La operación empezó a acumular problemas. El proyecto de transporte de combustible se encontró con facturas impagadas, problemas con pasaportes sustraídos, fallos de seguridad y dudas sobre quién controlaba realmente el avión. En mayo de 2002, las tripulaciones ya se habían marchado y el plan original estaba prácticamente deshecho, pero el 727 seguía allí, inmovilizado en el aeropuerto de Luanda. Casi un año después apareció Ben Charles Padilla, enviado por Aerospace Sales & Leasing para intentar recuperar una aeronave que aún podía tener valor como activo, aunque cada vez encajara peor en su vida anterior.
Un avión varado, una salida no autorizada y demasiadas preguntas abiertas
Padilla es una figura central porque la mayoría de relatos lo sitúan dentro del avión en el momento de la salida. También hay un matiz importante: era ingeniero de vuelo certificado, mecánico aeronáutico y piloto privado, pero no capitán habilitado para un Boeing 727. Ese modelo exigía una tripulación de tres personas, con dos pilotos y un ingeniero de vuelo dedicado a gestionar sistemas. También se menciona a John Mikel Mutantu como posible acompañante, aunque los relatos no coinciden del todo sobre su identidad y no hay pruebas claras de que estuviera formado para pilotar aquel aparato.
La secuencia conocida del 25 de mayo de 2003 es breve, pero suficiente para explicar por qué el caso prendió tan rápido. Aquella tarde, el N844AA empezó a rodar sin la comunicación adecuada, entró en pista sin autorización y despegó hacia el suroeste, en dirección al Atlántico y al golfo de Guinea. Sus luces estaban apagadas y el transpondedor, el equipo que permite identificar una aeronave en los sistemas de tráfico aéreo, no transmitía.
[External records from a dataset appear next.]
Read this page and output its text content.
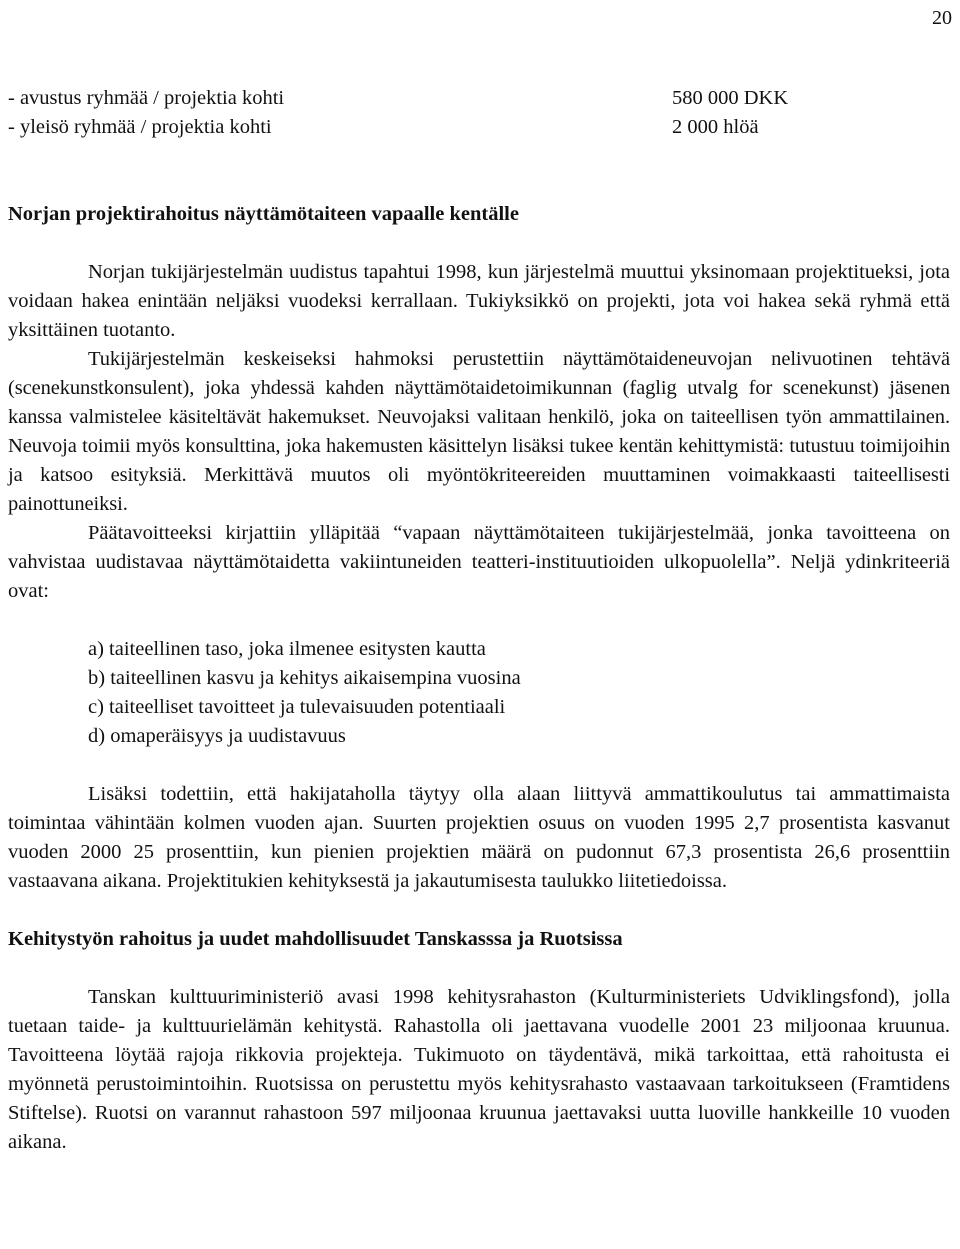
20
- avustus ryhmää / projektia kohti	580 000 DKK
- yleisö ryhmää / projektia kohti	2 000 hlöä
Norjan projektirahoitus näyttämötaiteen vapaalle kentälle

Norjan tukijärjestelmän uudistus tapahtui 1998, kun järjestelmä muuttui yksinomaan projektitueksi, jota voidaan hakea enintään neljäksi vuodeksi kerrallaan. Tukiyksikkö on projekti, jota voi hakea sekä ryhmä että yksittäinen tuotanto.

Tukijärjestelmän keskeiseksi hahmoksi perustettiin näyttämötaideneuvojan nelivuotinen tehtävä (scenekunstkonsulent), joka yhdessä kahden näyttämötaidetoimikunnan (faglig utvalg for scenekunst) jäsenen kanssa valmistelee käsiteltävät hakemukset. Neuvojaksi valitaan henkilö, joka on taiteellisen työn ammattilainen. Neuvoja toimii myös konsulttina, joka hakemusten käsittelyn lisäksi tukee kentän kehittymistä: tutustuu toimijoihin ja katsoo esityksiä. Merkittävä muutos oli myöntökriteereiden muuttaminen voimakkaasti taiteellisesti painottuneiksi.

Päätavoitteeksi kirjattiin ylläpitää “vapaan näyttämötaiteen tukijärjestelmää, jonka tavoitteena on vahvistaa uudistavaa näyttämötaidetta vakiintuneiden teatteri-instituutioiden ulkopuolella”. Neljä ydinkriteeriä ovat:

a) taiteellinen taso, joka ilmenee esitysten kautta
b) taiteellinen kasvu ja kehitys aikaisempina vuosina
c) taiteelliset tavoitteet ja tulevaisuuden potentiaali
d) omaperäisyys ja uudistavuus

Lisäksi todettiin, että hakijataholla täytyy olla alaan liittyvä ammattikoulutus tai ammattimaista toimintaa vähintään kolmen vuoden ajan. Suurten projektien osuus on vuoden 1995 2,7 prosentista kasvanut vuoden 2000 25 prosenttiin, kun pienien projektien määrä on pudonnut 67,3 prosentista 26,6 prosenttiin vastaavana aikana. Projektitukien kehityksestä ja jakautumisesta taulukko liitetiedoissa.

Kehitystyön rahoitus ja uudet mahdollisuudet Tanskasssa ja Ruotsissa

Tanskan kulttuuriministeriö avasi 1998 kehitysrahaston (Kulturministeriets Udviklingsfond), jolla tuetaan taide- ja kulttuurielämän kehitystä. Rahastolla oli jaettavana vuodelle 2001 23 miljoonaa kruunua. Tavoitteena löytää rajoja rikkovia projekteja. Tukimuoto on täydentävä, mikä tarkoittaa, että rahoitusta ei myönnetä perustoimintoihin. Ruotsissa on perustettu myös kehitysrahasto vastaavaan tarkoitukseen (Framtidens Stiftelse). Ruotsi on varannut rahastoon 597 miljoonaa kruunua jaettavaksi uutta luoville hankkeille 10 vuoden aikana.
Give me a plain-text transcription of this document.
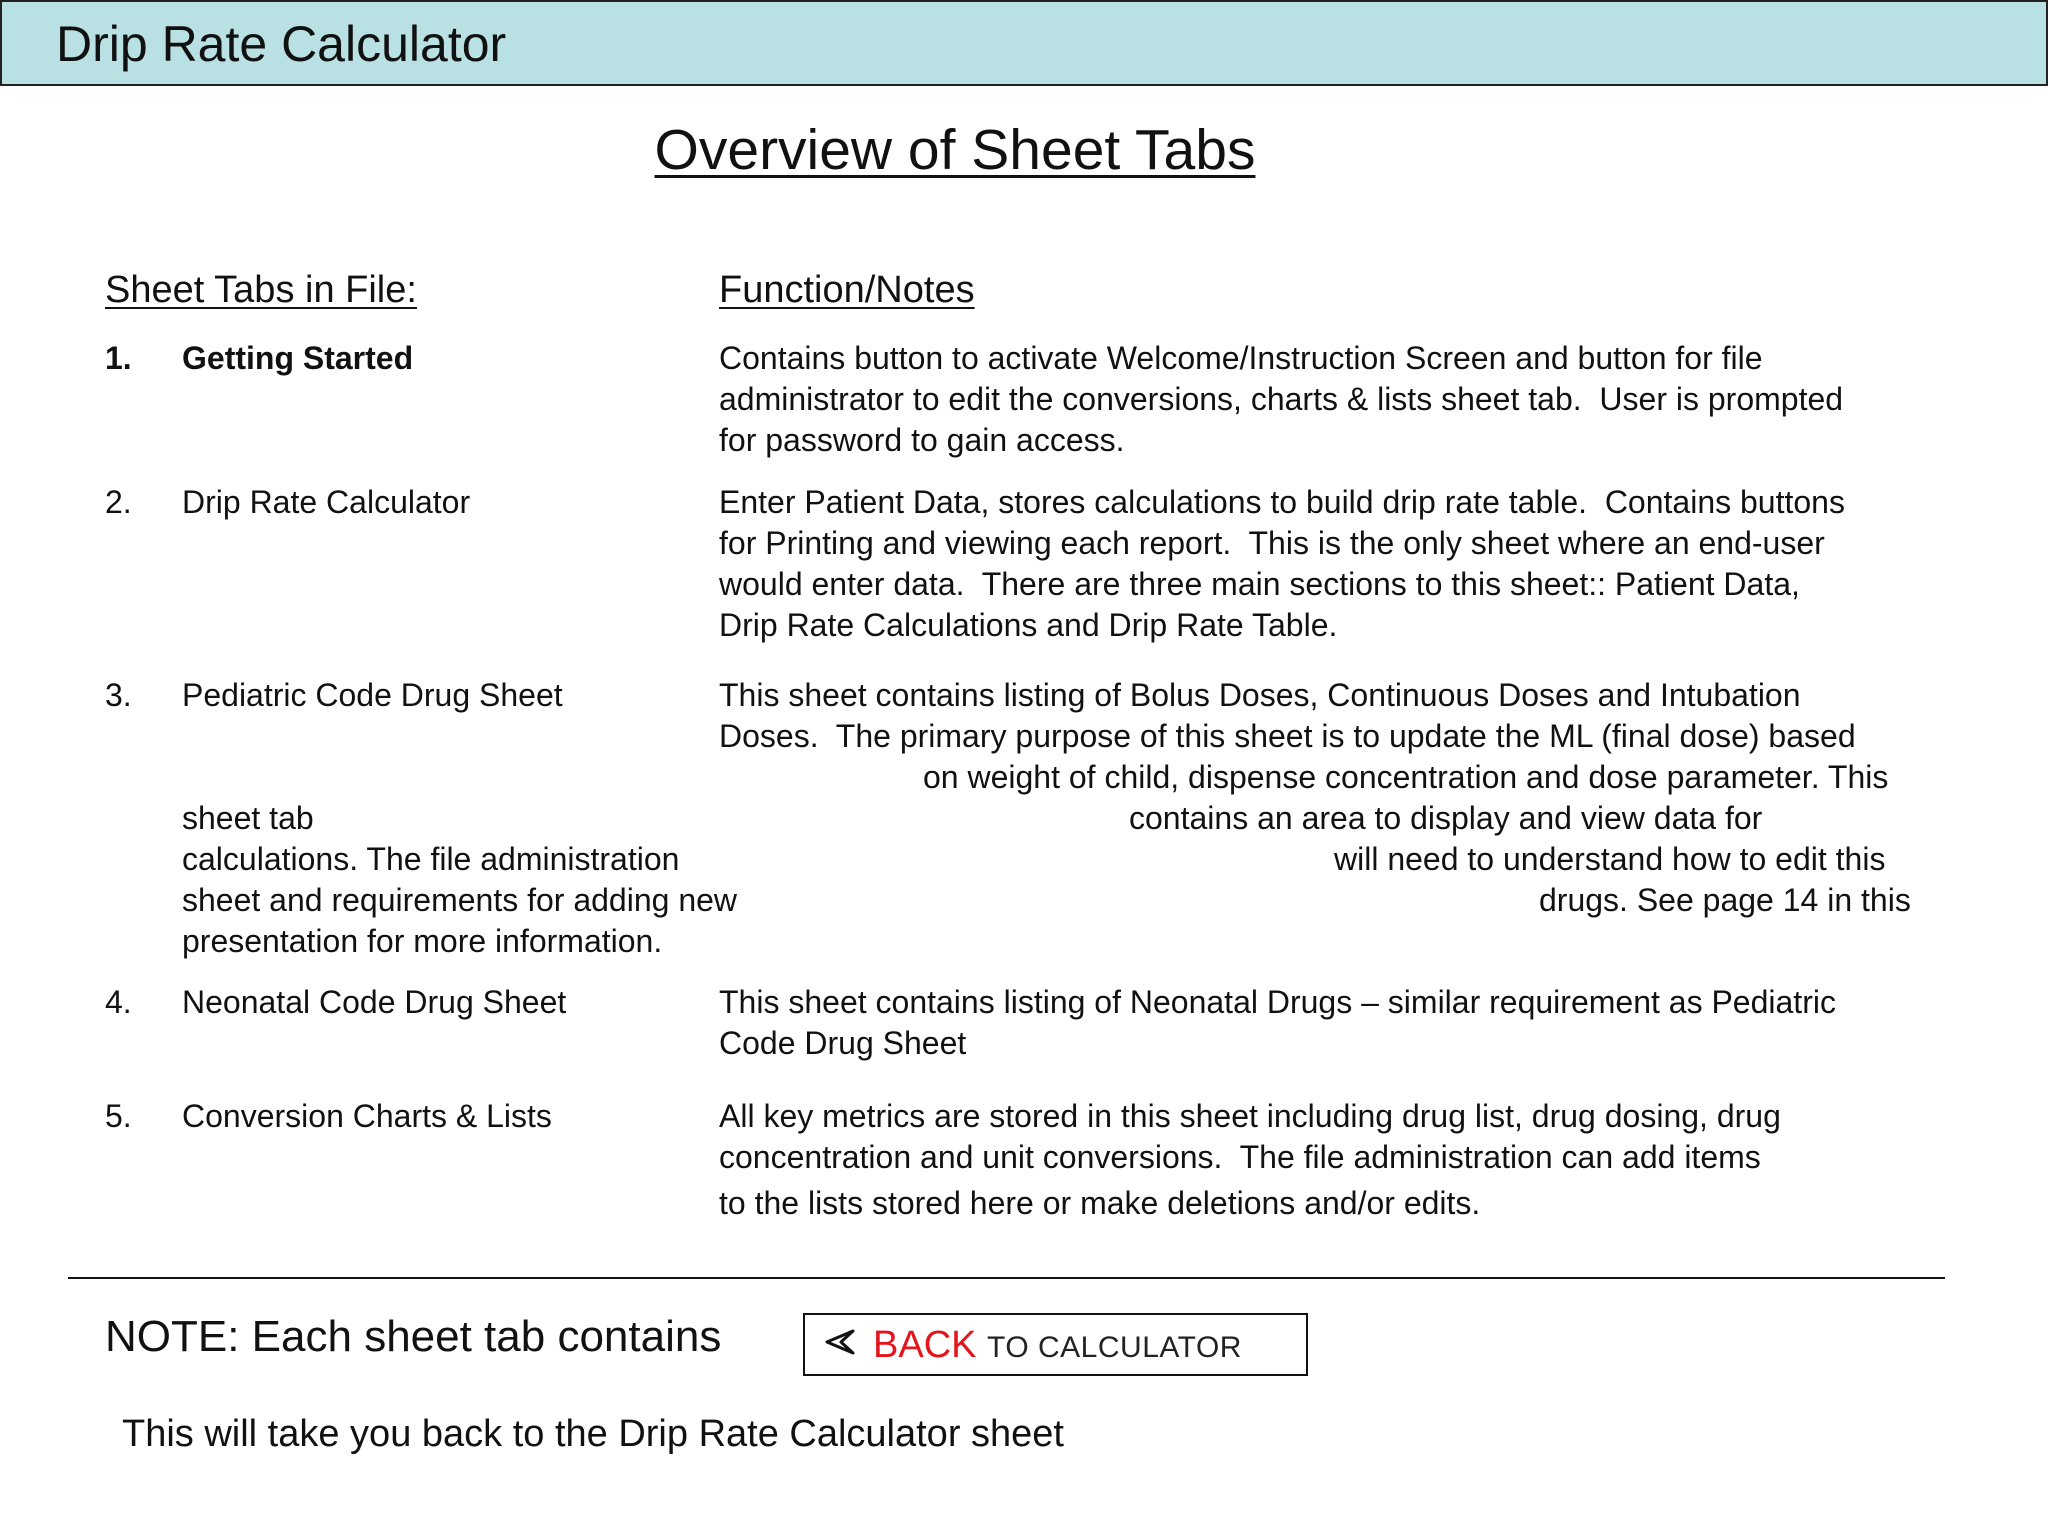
Drip Rate Calculator
Overview of Sheet Tabs
Sheet Tabs in File:	Function/Notes
1. Getting Started	Contains button to activate Welcome/Instruction Screen and button for file
administrator to edit the conversions, charts & lists sheet tab.  User is prompted
for password to gain access.
2. Drip Rate Calculator	Enter Patient Data, stores calculations to build drip rate table.  Contains buttons
for Printing and viewing each report.  This is the only sheet where an end-user
would enter data.  There are three main sections to this sheet:: Patient Data,
Drip Rate Calculations and Drip Rate Table.
3. Pediatric Code Drug Sheet	This sheet contains listing of Bolus Doses, Continuous Doses and Intubation
Doses.  The primary purpose of this sheet is to update the ML (final dose) based
on weight of child, dispense concentration and dose parameter. This
sheet tab	contains an area to display and view data for
calculations. The file administration	will need to understand how to edit this
sheet and requirements for adding new	drugs. See page 14 in this
presentation for more information.
4. Neonatal Code Drug Sheet	This sheet contains listing of Neonatal Drugs – similar requirement as Pediatric
Code Drug Sheet
5. Conversion Charts & Lists	All key metrics are stored in this sheet including drug list, drug dosing, drug
concentration and unit conversions.  The file administration can add items
to the lists stored here or make deletions and/or edits.
NOTE: Each sheet tab contains	BACK TO CALCULATOR
This will take you back to the Drip Rate Calculator sheet
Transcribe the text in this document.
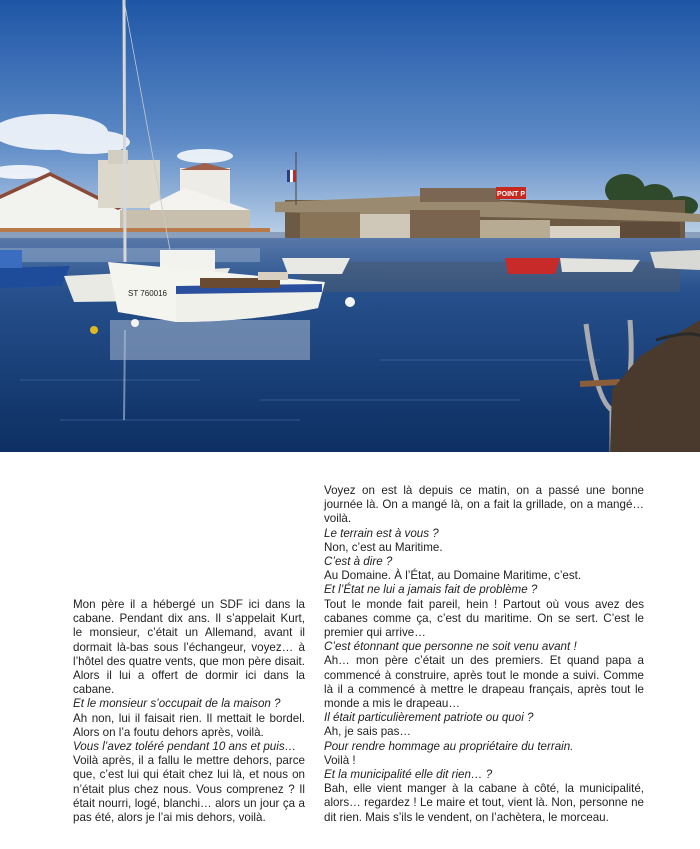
POINT P
ST 760016

Mon père il a hébergé un SDF ici dans la cabane. Pendant dix ans. Il s’appelait Kurt, le monsieur, c’était un Allemand, avant il dormait là-bas sous l’échangeur, voyez… à l’hôtel des quatre vents, que mon père disait. Alors il lui a offert de dormir ici dans la cabane.

Et le monsieur s’occupait de la maison ?

Ah non, lui il faisait rien. Il mettait le bordel. Alors on l’a foutu dehors après, voilà.

Vous l’avez toléré pendant 10 ans et puis…

Voilà après, il a fallu le mettre dehors, parce que, c’est lui qui était chez lui là, et nous on n’était plus chez nous. Vous comprenez ? Il était nourri, logé, blanchi… alors un jour ça a pas été, alors je l’ai mis dehors, voilà.

Voyez on est là depuis ce matin, on a passé une bonne journée là. On a mangé là, on a fait la grillade, on a mangé… voilà.

Le terrain est à vous ?

Non, c’est au Maritime.

C’est à dire ?

Au Domaine. À l’État, au Domaine Maritime, c’est.

Et l’État ne lui a jamais fait de problème ?

Tout le monde fait pareil, hein ! Partout où vous avez des cabanes comme ça, c’est du maritime. On se sert. C’est le premier qui arrive…

C’est étonnant que personne ne soit venu avant !

Ah… mon père c’était un des premiers. Et quand papa a commencé à construire, après tout le monde a suivi. Comme là il a commencé à mettre le drapeau français, après tout le monde a mis le drapeau…

Il était particulièrement patriote ou quoi ?

Ah, je sais pas…

Pour rendre hommage au propriétaire du terrain.

Voilà !

Et la municipalité elle dit rien… ?

Bah, elle vient manger à la cabane à côté, la municipalité, alors… regardez ! Le maire et tout, vient là. Non, personne ne dit rien. Mais s’ils le vendent, on l’achètera, le morceau.
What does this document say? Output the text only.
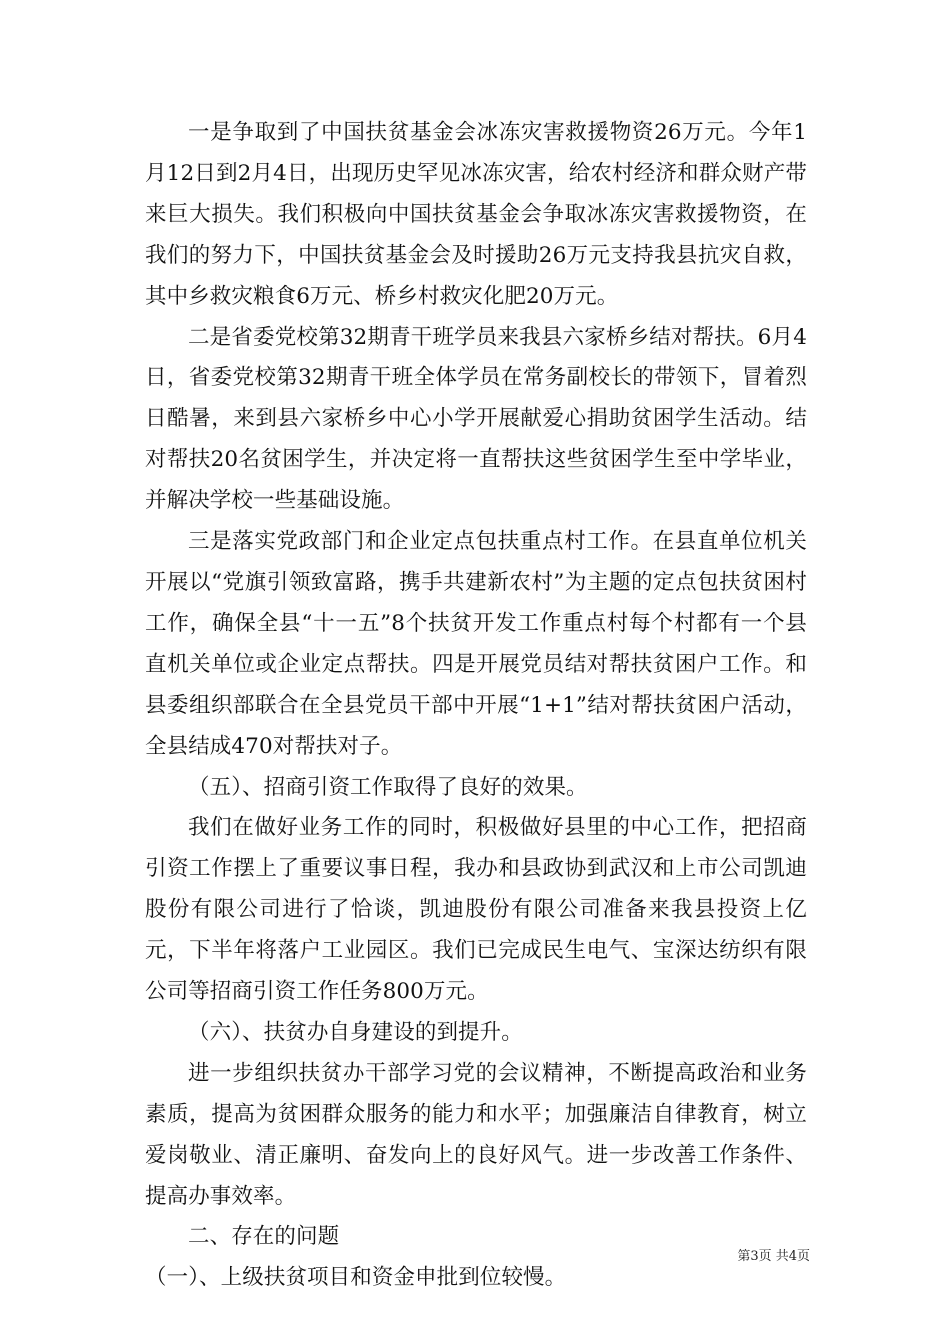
一是争取到了中国扶贫基金会冰冻灾害救援物资26万元。今年1月12日到2月4日，出现历史罕见冰冻灾害，给农村经济和群众财产带来巨大损失。我们积极向中国扶贫基金会争取冰冻灾害救援物资，在我们的努力下，中国扶贫基金会及时援助26万元支持我县抗灾自救，其中乡救灾粮食6万元、桥乡村救灾化肥20万元。

二是省委党校第32期青干班学员来我县六家桥乡结对帮扶。6月4日，省委党校第32期青干班全体学员在常务副校长的带领下，冒着烈日酷暑，来到县六家桥乡中心小学开展献爱心捐助贫困学生活动。结对帮扶20名贫困学生，并决定将一直帮扶这些贫困学生至中学毕业，并解决学校一些基础设施。

三是落实党政部门和企业定点包扶重点村工作。在县直单位机关开展以“党旗引领致富路，携手共建新农村”为主题的定点包扶贫困村工作，确保全县“十一五”8个扶贫开发工作重点村每个村都有一个县直机关单位或企业定点帮扶。四是开展党员结对帮扶贫困户工作。和县委组织部联合在全县党员干部中开展“1+1”结对帮扶贫困户活动，全县结成470对帮扶对子。

（五）、招商引资工作取得了良好的效果。

我们在做好业务工作的同时，积极做好县里的中心工作，把招商引资工作摆上了重要议事日程，我办和县政协到武汉和上市公司凯迪股份有限公司进行了恰谈，凯迪股份有限公司准备来我县投资上亿元，下半年将落户工业园区。我们已完成民生电气、宝深达纺织有限公司等招商引资工作任务800万元。

（六）、扶贫办自身建设的到提升。

进一步组织扶贫办干部学习党的会议精神，不断提高政治和业务素质，提高为贫困群众服务的能力和水平；加强廉洁自律教育，树立爱岗敬业、清正廉明、奋发向上的良好风气。进一步改善工作条件、提高办事效率。

二、存在的问题

（一）、上级扶贫项目和资金申批到位较慢。

第3页 共4页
Y había otro punto importante: los depósitos de 500 galones instalados en la cabina formaban parte del proyecto de transporte de diésel, pero no servían para alimentar los motores del avión. Para volar, el 727 dependía únicamente del combustible aeronáutico disponible en sus propios tanques. Si iba bajo, difícilmente habría llegado lejos; si tenía más margen, el abanico de posibilidades se ampliaba.

Delta Air Lines retiró su último 727 del servicio regular en abril de 2003. La imagen muestra un avión de ese modelo, no el N844AA desaparecido en Angola
La búsqueda tampoco cerró el caso. De ella participaron organismos estadounidenses como el FBI, la CIA, el Departamento de Estado, Homeland Security y CENTCOM, y que las embajadas de EEUU en África recibieron avisos para vigilar un avión que necesitaba una pista larga para aterrizar. En las semanas posteriores, y también con los años, circularon teorías: una caída al mar, un aterrizaje en otro aeródromo, un despiece para vender componentes o incluso su uso en rutas irregulares.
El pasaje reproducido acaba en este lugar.